For countries that are less “developed”, the importance of transportation infrastructure still exists. Even in rural countries, transportation infrastructure supports people living in more isolated locations¹⁶. The government has a significant role in transportation infrastructure. Of course, the government makes major decisions in transportation production, but government quality can have a positive impact on the efficiency of transportation within a country¹⁷. The development of countries has also shown negative effects on carbon emissions. In the Zambezi River basin, which includes the countries of Zambia, Malawi, and Mozambique, the need for carbon reduction is still noticeable. There are policies within the countries that promote carbon reduction. However, the demand in these countries for fossil fuels is increasing due to a depletion of the fuel in the area, raising the price of production¹⁸. Additionally, economic instability and war can cause issues with carbon emissions. For example, with political focus on the Russo-Ukrainian war, the agenda of nearby nations has shifted away from carbon emissions, which has resulted in a shift of emphasis from lowering carbon emissions¹⁹. Transportation infrastructure and carbon emissions all have an origin rooted in the government and economic strength of the country.

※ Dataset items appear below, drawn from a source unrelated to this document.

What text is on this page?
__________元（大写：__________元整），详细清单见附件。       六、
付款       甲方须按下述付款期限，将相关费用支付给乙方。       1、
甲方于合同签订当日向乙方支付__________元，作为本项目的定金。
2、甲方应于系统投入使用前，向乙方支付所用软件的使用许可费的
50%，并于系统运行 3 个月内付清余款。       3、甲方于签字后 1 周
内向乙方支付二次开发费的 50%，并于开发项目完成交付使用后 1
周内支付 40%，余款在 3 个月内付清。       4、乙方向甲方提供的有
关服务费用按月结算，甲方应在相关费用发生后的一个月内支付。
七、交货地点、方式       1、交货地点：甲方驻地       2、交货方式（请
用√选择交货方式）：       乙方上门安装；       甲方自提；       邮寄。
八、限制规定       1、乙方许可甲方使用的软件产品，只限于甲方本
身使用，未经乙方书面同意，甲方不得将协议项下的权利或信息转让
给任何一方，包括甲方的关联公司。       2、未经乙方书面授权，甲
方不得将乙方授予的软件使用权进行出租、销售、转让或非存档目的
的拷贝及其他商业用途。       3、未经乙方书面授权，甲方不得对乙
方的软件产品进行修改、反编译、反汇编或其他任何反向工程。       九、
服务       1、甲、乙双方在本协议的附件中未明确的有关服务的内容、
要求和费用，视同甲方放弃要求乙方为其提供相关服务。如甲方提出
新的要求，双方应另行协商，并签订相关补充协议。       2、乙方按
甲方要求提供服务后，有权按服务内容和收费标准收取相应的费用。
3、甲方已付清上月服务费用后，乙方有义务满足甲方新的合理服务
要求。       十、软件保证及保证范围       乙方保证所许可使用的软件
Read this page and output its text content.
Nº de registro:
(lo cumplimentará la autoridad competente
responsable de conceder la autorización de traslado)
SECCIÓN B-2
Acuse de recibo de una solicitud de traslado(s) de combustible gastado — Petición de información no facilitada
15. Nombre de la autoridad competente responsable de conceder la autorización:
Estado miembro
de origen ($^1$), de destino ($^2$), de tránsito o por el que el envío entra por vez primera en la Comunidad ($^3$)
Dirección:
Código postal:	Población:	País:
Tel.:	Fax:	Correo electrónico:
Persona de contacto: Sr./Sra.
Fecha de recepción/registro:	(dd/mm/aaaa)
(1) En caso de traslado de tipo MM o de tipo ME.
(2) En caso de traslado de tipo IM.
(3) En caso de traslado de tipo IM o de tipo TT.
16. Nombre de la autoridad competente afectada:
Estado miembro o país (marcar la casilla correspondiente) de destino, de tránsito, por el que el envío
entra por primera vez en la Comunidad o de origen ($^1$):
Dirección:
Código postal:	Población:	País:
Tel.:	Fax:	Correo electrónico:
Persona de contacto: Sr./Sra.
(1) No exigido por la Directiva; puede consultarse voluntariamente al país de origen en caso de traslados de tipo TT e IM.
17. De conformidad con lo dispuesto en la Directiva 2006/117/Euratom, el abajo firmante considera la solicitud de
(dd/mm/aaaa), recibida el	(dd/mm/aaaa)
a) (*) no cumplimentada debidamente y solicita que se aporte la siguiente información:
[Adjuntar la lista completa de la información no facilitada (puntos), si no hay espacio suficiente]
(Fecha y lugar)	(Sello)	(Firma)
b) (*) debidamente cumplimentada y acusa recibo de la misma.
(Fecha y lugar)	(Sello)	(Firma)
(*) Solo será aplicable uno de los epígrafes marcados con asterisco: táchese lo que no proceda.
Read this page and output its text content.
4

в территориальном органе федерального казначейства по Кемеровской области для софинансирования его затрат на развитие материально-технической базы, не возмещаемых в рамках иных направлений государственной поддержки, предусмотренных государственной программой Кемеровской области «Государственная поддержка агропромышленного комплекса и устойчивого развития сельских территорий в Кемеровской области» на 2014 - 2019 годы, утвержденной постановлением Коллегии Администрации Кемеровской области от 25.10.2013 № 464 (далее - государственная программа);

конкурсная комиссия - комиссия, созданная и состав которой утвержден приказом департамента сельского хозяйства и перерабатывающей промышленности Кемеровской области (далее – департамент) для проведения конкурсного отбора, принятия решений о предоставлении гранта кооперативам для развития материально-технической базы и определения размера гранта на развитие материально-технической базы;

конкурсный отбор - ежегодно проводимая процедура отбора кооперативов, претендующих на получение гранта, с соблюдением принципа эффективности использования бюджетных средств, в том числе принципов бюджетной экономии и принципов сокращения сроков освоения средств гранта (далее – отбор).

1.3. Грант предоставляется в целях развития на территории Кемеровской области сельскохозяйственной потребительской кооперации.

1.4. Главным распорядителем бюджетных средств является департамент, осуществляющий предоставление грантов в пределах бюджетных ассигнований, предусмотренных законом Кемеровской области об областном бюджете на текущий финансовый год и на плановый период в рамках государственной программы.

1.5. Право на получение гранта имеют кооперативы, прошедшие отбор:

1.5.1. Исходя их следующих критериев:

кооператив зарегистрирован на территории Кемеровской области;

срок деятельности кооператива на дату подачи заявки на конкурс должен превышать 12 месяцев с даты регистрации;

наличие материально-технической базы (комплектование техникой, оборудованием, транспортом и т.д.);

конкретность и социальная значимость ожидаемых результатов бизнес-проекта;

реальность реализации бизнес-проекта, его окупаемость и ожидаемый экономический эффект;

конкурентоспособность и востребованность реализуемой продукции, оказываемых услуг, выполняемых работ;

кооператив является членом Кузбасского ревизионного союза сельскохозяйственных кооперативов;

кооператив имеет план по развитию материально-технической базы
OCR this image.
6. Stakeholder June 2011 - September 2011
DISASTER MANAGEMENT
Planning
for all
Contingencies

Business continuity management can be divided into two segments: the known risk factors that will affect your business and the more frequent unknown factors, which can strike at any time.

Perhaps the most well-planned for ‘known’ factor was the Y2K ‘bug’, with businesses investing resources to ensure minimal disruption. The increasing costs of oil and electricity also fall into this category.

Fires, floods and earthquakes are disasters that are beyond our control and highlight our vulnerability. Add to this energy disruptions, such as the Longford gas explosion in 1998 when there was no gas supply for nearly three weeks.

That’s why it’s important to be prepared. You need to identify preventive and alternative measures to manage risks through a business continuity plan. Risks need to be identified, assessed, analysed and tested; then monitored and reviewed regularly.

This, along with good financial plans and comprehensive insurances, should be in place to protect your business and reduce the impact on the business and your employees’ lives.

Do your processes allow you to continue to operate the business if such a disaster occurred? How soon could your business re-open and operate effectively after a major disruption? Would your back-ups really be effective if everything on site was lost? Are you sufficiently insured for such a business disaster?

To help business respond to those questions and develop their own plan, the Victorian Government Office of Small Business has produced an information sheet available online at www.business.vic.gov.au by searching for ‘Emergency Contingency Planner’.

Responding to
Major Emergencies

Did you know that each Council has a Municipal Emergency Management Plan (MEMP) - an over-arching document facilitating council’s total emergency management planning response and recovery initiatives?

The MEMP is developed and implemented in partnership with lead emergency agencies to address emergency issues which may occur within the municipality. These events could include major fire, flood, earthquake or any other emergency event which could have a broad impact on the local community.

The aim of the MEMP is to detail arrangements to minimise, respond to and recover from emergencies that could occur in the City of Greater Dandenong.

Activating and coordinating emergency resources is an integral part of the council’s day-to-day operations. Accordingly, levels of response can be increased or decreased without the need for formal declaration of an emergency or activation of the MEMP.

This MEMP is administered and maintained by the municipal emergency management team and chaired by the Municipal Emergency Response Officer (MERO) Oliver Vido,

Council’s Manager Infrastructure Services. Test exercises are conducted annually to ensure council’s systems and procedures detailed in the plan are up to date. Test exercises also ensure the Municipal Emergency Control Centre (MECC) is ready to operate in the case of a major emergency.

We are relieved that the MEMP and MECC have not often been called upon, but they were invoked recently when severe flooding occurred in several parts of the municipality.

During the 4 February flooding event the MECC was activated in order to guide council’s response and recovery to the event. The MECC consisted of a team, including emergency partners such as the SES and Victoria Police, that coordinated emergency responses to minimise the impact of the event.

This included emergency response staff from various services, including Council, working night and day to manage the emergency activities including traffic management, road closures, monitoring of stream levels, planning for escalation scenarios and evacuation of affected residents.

Transportation Infrastructure correlates with carbon emissions. However, some aspects of transportation infrastructure may have a more direct effect on emissions than others. By determining these aspects, a more effective change can be made to transportation infrastructure production to assist countries in reaching their carbon neutrality goal. By looking at a global scale, evaluating how different regions are developed with respect to transportation infrastructure in addition to their carbon emission statistics, was beneficial in determining a correlation. Machine learning models such as the random forest model have benefits for predicting the impact of transportation infrastructure on carbon emissions. Analyzing the data through exploratory data analysis, in addition to using a linear regression analysis, also helped to visualize relationships and trends.

Related Works 

Many research articles focus on the link between transportation infrastructure and sustainable development, as it can often answer many unrelated questions. The field, however, can be broad, so research may focus on a specific sector²⁰. Population can be pinned as the biggest reason for an increased carbon footprint, and the carbon source comes from transportation. Additionally, transportation produces greenhouse gases, and many other air pollutants that are often overlooked, such as sulfur oxides and nitrogen oxide²¹.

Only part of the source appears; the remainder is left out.